IpAddress : The IP address of the DHCP client.
Lease(sec): The lease time of the IP address.
Type : record type, the dhcp-snooping description is a dynamically generated record.
VLAN: The number of the VLAN.
Interface: access interface.
【Experimental Knowledge Points】
This experiment involves knowledge of:
- DHCP (Dynamic Host Configuration Protocol): Understand and configure the concept, function and operation method of DHCP server, including setting IP address range, default gateway, DNS server, lease time and other parameters.

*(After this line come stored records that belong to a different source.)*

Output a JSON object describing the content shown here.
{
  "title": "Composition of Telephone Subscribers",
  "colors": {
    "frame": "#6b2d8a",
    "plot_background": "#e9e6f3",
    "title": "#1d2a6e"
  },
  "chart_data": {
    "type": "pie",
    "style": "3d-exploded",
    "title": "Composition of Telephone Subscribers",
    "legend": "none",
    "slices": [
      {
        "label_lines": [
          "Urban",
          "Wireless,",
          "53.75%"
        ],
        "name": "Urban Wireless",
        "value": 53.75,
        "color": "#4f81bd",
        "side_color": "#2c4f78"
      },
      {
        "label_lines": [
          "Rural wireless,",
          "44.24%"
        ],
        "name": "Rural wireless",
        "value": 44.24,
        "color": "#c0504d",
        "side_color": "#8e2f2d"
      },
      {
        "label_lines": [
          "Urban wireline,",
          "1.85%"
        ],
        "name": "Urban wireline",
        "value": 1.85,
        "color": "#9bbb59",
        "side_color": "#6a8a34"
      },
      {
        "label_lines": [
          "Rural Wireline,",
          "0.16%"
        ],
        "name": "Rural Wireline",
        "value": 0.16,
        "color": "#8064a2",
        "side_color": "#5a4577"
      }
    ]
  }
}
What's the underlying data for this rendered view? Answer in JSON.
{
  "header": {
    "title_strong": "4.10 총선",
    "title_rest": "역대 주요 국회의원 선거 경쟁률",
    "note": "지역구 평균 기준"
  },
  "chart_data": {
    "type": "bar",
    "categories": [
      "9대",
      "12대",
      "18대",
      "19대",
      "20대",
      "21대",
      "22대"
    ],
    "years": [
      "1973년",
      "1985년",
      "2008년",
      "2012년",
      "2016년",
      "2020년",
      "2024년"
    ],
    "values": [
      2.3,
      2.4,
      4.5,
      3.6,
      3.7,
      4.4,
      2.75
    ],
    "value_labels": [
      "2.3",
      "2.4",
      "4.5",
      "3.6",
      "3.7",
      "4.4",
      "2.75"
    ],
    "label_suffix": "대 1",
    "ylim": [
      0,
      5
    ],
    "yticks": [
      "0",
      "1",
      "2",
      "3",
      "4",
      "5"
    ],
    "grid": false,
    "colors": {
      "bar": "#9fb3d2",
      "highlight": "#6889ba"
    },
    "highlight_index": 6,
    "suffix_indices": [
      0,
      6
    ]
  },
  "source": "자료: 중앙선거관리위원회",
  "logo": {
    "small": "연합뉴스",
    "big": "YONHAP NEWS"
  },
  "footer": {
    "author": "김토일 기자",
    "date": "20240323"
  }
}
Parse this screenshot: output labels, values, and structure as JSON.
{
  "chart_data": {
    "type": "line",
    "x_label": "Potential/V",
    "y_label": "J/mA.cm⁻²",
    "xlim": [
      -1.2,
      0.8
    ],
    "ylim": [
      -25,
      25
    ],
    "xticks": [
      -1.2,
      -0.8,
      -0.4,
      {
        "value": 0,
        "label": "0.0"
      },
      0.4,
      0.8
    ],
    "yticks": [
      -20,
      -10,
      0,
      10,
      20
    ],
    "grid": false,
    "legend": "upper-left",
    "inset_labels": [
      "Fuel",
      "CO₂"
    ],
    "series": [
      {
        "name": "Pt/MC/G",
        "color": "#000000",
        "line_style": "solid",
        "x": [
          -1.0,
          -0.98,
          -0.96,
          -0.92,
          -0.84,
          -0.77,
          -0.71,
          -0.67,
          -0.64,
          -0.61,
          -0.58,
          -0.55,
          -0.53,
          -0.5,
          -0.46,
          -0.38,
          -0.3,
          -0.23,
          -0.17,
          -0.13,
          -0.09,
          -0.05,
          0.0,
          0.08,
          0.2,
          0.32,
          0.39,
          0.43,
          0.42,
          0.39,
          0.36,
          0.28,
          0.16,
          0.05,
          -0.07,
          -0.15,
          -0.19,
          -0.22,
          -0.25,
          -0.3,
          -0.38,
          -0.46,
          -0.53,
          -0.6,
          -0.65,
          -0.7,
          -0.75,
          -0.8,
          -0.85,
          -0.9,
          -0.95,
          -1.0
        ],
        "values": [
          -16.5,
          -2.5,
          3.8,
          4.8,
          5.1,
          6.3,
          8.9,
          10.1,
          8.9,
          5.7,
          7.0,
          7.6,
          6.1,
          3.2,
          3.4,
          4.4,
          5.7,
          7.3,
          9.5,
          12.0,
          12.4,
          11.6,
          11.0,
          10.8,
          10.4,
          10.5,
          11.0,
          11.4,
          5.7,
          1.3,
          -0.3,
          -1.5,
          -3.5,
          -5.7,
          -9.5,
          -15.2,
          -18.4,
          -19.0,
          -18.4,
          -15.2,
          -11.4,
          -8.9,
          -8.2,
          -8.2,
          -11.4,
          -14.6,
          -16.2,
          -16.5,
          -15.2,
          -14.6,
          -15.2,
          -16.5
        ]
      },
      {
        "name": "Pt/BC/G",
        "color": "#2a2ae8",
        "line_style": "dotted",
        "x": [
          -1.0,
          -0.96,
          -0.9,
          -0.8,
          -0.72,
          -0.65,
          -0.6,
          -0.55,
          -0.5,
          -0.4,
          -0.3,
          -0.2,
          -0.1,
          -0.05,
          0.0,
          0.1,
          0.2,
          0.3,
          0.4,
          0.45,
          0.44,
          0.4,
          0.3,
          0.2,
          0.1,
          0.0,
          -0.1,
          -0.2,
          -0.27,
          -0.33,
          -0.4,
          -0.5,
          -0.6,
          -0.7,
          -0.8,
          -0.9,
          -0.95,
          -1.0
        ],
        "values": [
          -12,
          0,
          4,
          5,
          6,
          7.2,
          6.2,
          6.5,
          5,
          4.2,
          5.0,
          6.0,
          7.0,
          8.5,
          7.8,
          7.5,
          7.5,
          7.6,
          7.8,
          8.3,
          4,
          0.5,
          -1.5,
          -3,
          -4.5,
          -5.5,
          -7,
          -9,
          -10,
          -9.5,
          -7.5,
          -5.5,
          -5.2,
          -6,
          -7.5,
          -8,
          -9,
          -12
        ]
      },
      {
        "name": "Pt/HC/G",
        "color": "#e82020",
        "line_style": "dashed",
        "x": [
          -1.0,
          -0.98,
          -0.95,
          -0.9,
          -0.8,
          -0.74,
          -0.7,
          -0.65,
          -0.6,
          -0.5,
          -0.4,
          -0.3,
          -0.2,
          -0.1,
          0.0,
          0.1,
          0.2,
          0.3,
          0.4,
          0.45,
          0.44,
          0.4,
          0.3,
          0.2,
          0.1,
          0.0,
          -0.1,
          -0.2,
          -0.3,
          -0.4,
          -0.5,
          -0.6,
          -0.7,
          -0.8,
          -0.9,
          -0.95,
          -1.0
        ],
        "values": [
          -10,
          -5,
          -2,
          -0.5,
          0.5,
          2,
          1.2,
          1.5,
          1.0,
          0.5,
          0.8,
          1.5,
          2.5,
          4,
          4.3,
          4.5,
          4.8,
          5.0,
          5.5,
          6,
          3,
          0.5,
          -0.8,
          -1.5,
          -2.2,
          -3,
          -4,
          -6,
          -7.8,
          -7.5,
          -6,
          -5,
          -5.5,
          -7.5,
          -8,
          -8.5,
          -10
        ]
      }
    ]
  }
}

- DHCP Snooping: Understand the concept and function of DHCP Snooping, which is a network security mechanism used to detect and prevent spoofing attacks of illegal DHCP servers and DHCP messages. Understand the configuration method and related commands of DHCP Snooping, including enabling DHCP Snooping, specifying the VLAN to monitor, setting trusted ports, and prohibiting the insertion of option 82, etc.
- Network topology and device configuration: understand the experimental topology diagram, including the connection mode and interface configuration of the three devices R1, R2 and S1. Learn how to configure the device's hostname, interface IP address, subnet mask, and default gateway.
- VLAN (Virtual Local Area Network): Understand the concept and function of VLAN. In the experiment, you need to specify VLAN for DHCP Snooping monitoring.
- IP address allocation and lease: understand the process of IP address allocation and the concept of lease time, including the process of the client requesting an IP address from the DHCP server, the server assigning an IP address, and specifying the lease time.
- MAC address binding and port trust: Learn about the association between MAC addresses and IP addresses in DHCP Snooping binding information, and how to configure trusted ports on switches to ensure that legitimate DHCP servers can work normally.
- Command line configuration: Familiar with basic command line configuration, including entering global configuration mode, configuring interfaces, setting IP addresses, enabling interfaces, etc.
- View commands: Familiar with the commands for viewing device configuration and status information, such as viewing DHCP Snooping configuration, monitoring information, and binding information.
These knowledge will help the experimenter understand and configure the DHCP server and implement the DHCP Snooping mechanism to improve the security and stability of the network.